To add to Chuck’s post, note you have two options on the tool bar. First click and current color along with a tolerance setting. So, if you only want to affect a certain color use first click…click on color to be changed. Adjust tolerance as needed (low to affect a smaller range of color.) Current color changes whatever color is under the brush to the replacement color hue. I use this tool a lot to change colors of things for challenge entries. I tend to use other methods such as Wendy’s in one of the above posts because I don’t particularly care for gray eye which the brush has a tendancy to produce.
Terri
Terri, I’ve had a real hard time making the first click option only recolor the one picked; is there a trick to its use?
Chuck
Chuck, I pretty much paint with the red-eye brush.
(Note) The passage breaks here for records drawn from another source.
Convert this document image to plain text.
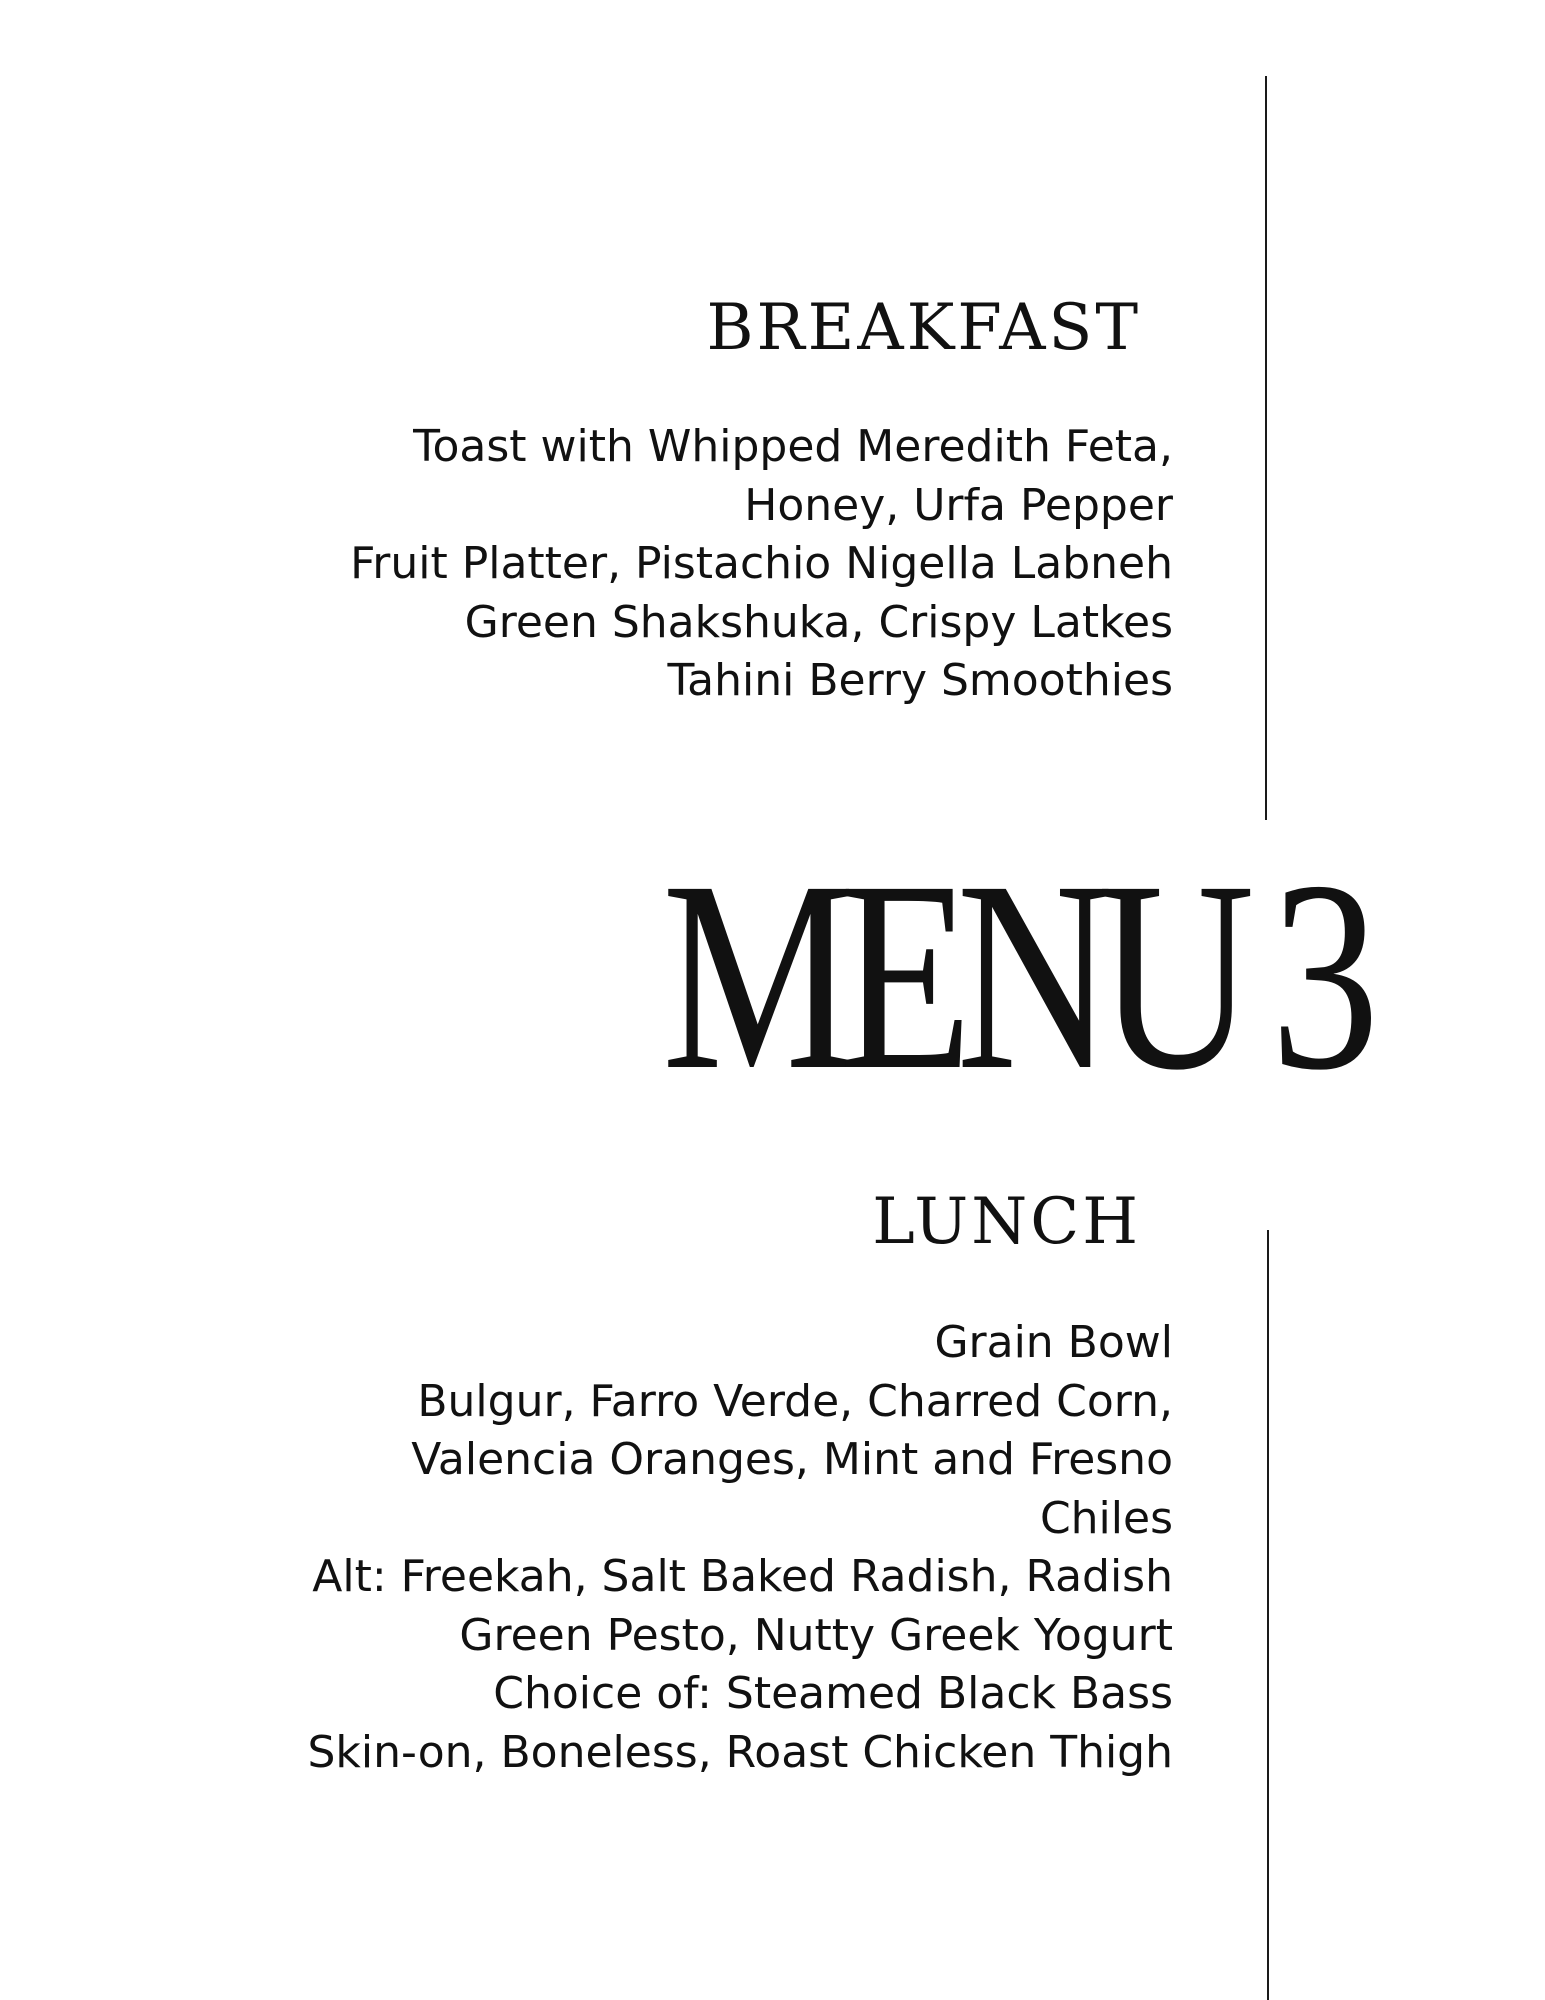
BREAKFAST
Toast with Whipped Meredith Feta,
Honey, Urfa Pepper
Fruit Platter, Pistachio Nigella Labneh
Green Shakshuka, Crispy Latkes
Tahini Berry Smoothies
MENU 3
LUNCH
Grain Bowl
Bulgur, Farro Verde, Charred Corn,
Valencia Oranges, Mint and Fresno
Chiles
Alt: Freekah, Salt Baked Radish, Radish
Green Pesto, Nutty Greek Yogurt
Choice of: Steamed Black Bass
Skin-on, Boneless, Roast Chicken Thigh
I have a stylus and tablet so if an area doesn’t change color due to luminosity or shadow I just tap to point sample. I usually paint at 45% or so if in a big area with a medium sized soft brush but lower the tolerance to the teens or low 20 switch to a smaller brush and paint around the edges…paying attention to the cross hairs because that is where the color is applied. I know not the magic answer you thought you were going to get. I just think it looks more natural than painting in many cases…well at least my painting…because it seems to not smother the texture and luminosity. For me it’s well simplier than creating artificial shadows and luminosity with dodge, burn, and sponge tools. I haven’t got to the point were I feel I have master these enough to dupe a photograph. I think a handful of people probably can …I’m not saying these techniques should be overlooked…just saying I haven’t reached that level of mastery so I utilize the red-eye brush as my handy dandy crutch tool. Since I don’t use it on red-eye, got to utilize that baby some how. Happy Easter!
Terri, thanks. I’ll be reading – and re-reading – your post and giving it a try on my (underutilized) tablet!
Happy Easter to you also!
Chuck
Chuck, I do have to hand it to you folks that can paint or make selections with any sort of accuracy with the mouse. Takes a bit of practice but once you get the hand eye coordination down these stylus tablets can really be handy if you enjoy doing creative projects. Don’t know how useful a person just doing photo retouching would find them.